There are encouraging signs that these restrictions are working. The spread of the virus is slowing, at least where the restrictions are followed. And work continues toward finding a vaccine, or at least a test for the virus antibodies.
We are isolated, waiting.
In the last three weeks over 16 million people are newly unemployed — over 10% of the workforce. In the same time, the stock market has risen over 20%. I thought I understood these things but evidently I don’t. The Fed is printing money like crazy to shore up the corporations, but who will buy their products if the people are destitute?

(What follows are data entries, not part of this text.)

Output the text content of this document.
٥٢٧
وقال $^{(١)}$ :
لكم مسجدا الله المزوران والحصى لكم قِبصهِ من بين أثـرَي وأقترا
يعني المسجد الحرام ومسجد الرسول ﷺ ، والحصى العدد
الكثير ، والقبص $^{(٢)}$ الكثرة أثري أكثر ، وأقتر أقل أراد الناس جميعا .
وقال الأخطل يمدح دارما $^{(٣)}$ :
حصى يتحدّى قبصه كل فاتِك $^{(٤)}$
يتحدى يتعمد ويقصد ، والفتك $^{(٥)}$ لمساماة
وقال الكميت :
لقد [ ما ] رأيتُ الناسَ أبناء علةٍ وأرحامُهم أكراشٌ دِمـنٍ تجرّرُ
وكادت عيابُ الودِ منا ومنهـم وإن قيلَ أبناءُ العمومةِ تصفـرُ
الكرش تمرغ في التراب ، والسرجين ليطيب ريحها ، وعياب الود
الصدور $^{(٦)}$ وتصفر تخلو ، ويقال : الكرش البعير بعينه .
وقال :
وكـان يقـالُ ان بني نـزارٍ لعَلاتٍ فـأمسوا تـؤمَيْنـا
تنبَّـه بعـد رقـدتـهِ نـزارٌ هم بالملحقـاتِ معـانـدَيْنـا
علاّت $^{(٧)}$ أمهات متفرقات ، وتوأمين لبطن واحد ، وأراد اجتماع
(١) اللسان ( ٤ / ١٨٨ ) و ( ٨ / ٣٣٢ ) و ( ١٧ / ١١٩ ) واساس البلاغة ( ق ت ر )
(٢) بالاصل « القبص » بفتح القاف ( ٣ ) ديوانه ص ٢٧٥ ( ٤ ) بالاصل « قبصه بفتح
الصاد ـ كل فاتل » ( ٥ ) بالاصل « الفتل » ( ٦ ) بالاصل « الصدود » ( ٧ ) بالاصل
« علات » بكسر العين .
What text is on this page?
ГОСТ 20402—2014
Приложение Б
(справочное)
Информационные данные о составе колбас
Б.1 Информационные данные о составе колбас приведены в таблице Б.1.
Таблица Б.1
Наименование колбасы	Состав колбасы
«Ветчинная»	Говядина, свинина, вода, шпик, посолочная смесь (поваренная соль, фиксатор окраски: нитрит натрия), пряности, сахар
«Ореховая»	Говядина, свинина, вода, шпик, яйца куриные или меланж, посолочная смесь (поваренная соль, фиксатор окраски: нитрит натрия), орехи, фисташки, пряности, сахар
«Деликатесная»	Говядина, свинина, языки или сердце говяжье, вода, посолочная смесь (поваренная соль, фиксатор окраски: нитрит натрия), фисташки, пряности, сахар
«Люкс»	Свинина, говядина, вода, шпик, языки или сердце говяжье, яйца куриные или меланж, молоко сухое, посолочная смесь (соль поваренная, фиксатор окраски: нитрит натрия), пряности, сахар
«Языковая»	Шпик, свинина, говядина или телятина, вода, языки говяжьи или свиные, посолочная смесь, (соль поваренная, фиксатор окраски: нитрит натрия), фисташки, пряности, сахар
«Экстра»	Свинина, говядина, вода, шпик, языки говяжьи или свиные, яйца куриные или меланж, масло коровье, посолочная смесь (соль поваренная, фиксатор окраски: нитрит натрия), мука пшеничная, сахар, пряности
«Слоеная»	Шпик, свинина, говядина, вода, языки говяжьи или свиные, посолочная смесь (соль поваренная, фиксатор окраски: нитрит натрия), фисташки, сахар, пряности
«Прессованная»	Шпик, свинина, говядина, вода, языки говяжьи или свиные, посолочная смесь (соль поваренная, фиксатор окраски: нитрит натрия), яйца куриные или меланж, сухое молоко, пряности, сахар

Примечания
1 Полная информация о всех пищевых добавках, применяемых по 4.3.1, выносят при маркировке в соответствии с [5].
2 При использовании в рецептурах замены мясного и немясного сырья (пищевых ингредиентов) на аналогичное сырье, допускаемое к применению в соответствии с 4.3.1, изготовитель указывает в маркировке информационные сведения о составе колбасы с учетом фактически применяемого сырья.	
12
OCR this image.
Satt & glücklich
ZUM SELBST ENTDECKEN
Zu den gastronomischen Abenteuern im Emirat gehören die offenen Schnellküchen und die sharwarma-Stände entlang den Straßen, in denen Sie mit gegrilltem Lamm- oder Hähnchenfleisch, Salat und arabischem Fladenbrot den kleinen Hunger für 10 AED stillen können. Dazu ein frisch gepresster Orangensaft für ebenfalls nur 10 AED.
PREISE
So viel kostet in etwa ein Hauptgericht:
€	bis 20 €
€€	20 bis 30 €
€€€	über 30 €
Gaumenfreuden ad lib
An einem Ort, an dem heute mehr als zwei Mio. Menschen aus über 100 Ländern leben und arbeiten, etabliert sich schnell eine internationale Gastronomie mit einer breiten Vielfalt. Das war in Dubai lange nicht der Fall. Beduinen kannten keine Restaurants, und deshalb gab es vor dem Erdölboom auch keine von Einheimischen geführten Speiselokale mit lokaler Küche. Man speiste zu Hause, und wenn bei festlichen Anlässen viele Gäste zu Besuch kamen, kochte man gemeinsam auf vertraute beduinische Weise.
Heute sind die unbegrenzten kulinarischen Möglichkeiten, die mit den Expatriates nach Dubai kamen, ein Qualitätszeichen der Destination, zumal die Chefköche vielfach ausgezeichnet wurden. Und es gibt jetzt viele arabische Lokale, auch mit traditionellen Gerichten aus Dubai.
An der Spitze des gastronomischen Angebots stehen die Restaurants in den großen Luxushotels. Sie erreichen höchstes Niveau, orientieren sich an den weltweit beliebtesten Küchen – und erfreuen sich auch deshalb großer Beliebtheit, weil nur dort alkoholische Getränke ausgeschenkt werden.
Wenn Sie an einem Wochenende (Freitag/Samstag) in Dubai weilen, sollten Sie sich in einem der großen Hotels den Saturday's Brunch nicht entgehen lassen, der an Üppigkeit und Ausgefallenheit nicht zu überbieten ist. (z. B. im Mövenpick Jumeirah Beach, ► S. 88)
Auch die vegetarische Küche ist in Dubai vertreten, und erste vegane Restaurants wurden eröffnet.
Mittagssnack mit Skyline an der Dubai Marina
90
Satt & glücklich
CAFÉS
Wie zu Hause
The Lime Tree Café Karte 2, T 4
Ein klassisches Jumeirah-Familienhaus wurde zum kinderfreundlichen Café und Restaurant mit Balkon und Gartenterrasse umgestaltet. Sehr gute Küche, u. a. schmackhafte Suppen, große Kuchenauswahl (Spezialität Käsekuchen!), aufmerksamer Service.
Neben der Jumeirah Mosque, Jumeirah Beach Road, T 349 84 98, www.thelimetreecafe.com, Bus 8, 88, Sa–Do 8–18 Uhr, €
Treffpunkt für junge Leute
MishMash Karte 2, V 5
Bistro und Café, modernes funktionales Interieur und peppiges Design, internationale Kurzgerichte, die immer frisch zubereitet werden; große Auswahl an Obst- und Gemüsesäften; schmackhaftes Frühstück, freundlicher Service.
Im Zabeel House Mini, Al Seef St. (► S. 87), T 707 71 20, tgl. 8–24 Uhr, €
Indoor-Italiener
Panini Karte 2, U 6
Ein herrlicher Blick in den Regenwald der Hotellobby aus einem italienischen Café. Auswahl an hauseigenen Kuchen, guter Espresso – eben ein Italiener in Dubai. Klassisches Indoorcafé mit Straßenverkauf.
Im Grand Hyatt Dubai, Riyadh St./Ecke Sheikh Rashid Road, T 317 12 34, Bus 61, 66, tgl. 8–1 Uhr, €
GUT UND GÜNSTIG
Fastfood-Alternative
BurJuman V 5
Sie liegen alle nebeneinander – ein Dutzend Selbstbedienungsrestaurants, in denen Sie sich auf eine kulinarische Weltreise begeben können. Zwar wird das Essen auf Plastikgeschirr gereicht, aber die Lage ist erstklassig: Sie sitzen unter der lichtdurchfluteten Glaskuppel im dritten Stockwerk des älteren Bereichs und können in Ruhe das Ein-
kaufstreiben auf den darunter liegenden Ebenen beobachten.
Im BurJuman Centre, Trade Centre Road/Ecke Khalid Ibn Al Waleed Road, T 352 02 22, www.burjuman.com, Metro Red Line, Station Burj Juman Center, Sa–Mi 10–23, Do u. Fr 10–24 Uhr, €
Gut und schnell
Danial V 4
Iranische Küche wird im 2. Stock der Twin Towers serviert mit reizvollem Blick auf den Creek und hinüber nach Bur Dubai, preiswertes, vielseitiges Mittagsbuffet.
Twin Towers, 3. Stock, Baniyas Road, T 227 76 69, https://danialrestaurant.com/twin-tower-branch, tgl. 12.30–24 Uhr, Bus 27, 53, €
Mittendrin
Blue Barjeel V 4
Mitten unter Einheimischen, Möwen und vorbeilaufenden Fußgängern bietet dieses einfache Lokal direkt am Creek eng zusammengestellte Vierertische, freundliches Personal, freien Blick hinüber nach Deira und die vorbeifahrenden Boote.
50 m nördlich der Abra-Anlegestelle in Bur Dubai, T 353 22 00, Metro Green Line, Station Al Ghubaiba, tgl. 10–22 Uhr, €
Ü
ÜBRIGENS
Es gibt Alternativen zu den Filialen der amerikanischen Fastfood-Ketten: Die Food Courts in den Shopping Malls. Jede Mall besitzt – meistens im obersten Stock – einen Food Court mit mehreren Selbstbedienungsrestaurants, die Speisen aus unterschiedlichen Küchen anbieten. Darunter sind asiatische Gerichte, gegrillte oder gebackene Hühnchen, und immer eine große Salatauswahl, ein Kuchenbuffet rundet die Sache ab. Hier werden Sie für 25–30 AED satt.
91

And while all this is going on, the country I pledged allegiance to and served for over 30 years, which at least aspired to my values, is being dismantled to enrich and consolidate the power of one man.
I’m having a hard time today. Tomorrow will be better. Or different. I’ve been through enough trauma to know that for me these feelings of hope and despair alternate. The glass is never always full nor always empty and good days follow bad.
I have started weaving again. I thought it would relax me. I’ve been putting the warp threads on to prepare for the actual weaving — warping the loom. Yesterday I had to redo one section of heddles three or four times. (I lost count.) I just couldn’t get it right. Perhaps I’m getting old and am losing my ability to think clearly. Probably, though, it is that I haven’t done it in a while and the stress of this time.
Be gentle with yourselves. May your good days be long and your bad days brief.